Edwin Muir, Scottish Journey (1935), Edinburgh: Mainstream Publishing Company, 1979, p. 2-4.
.
A century ago there was a great clearance from the Highlands which still rouses the anger of the people living there. At present, on a far bigger scale, a silent clearance is going
on in industrial Scotland, a clearance not of human beings, but of what they depend upon for life. Everything which could give meaning to their existence in these grotesque industrial towns of Lanarkshire is slipping from them; the surroundings of industrialism remain, but
industry itself is vanishing like a dream. Airdrie and Motherwell are the most improbable places imaginable in which to be left with nothing to do; for only rough work could reconcile anyone to living in them. Yet a large population lives there in idleness; for there is
nowhere else to go […]

This is the heart of Scotland, but Scotland is, like all countries, a confusing conglomeration, containing such strange anachronisms as Edinburgh, a great expanse of cultivated and a greater of fallow land, and a number of different races. In the
course of my journeyings I came in contact with these various Scotlands, passing from one into another without rhyme or reason, as it seemed to me; but what Scotland is I am still unable to say. It is Edinburgh, certainly, and Airdrie, and Glasgow, and Kirriemuir, and the
Kailyard, and the rich agricultural areas of the South, and the depopulated glens of Sutherland, and the prosperous islanded county of Orkney. It has a human north and south, east and west, as well as a geographical; but though they have been clamped within a small space
for a long time, one feels they have never met. Then there is the rivalry between Edinburgh and Glasgow, ridiculous in essence, jocular in expression and acrid in spirit; there are the various classes, of which I found the working—or rather the workless—lass by far the most
honestly admirable; there are the Socialists, the intellectuals—mostly anti-Calvinistic, but sentimental compared with their forerunners—the Catholics, the Orangemen, the Fascists, the Nationalists, the hikers, and the churchgoers.

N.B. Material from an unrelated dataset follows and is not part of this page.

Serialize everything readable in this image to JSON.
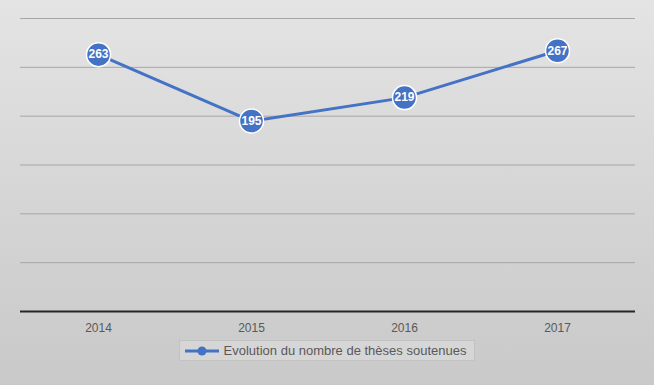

Most of these might be found in any other
country, though the proportions would be different; the intellectuals, the hikers and the Fascists would be more numerous, the Socialists and the churchgoers fewer. Finally, cutting across these classifications, come the Highlanders and the Lowlanders. No two sets of people
could be more temperamentally incompatible. I shall have to say something about these various divisions in Scottish life in the course of this book, and perhaps when I have done that some picture of Scotland will emerge. But I should like to put here my main impression, and
it is that Scotland is gradually being emptied of its population, its spirit, its wealth, industry, art, intellect, and innate character. This is a sad conclusion; but it has some support on historical grounds. If a country exports its most enterprising spirits and best minds
year after year, for fifty or a hundred or two hundred years, some result will inevitably follow.

England gives some scope for its best; Scotland gives none; and by now its large towns are composed of astute capitalists and angry proletarians, with nothing that matters
much in between. Edinburgh is a partial exception to this; but Edinburgh is a handsome, empty capital of the past. And as no civilisation that is composed merely of exploiters and exploited can endure far long, Glasgow, Dundee, Aberdeen, and Greenock are now following Edinburgh.
They are monuments of Scotland’s industrial past, historical landmarks in a country which is becoming lost to history.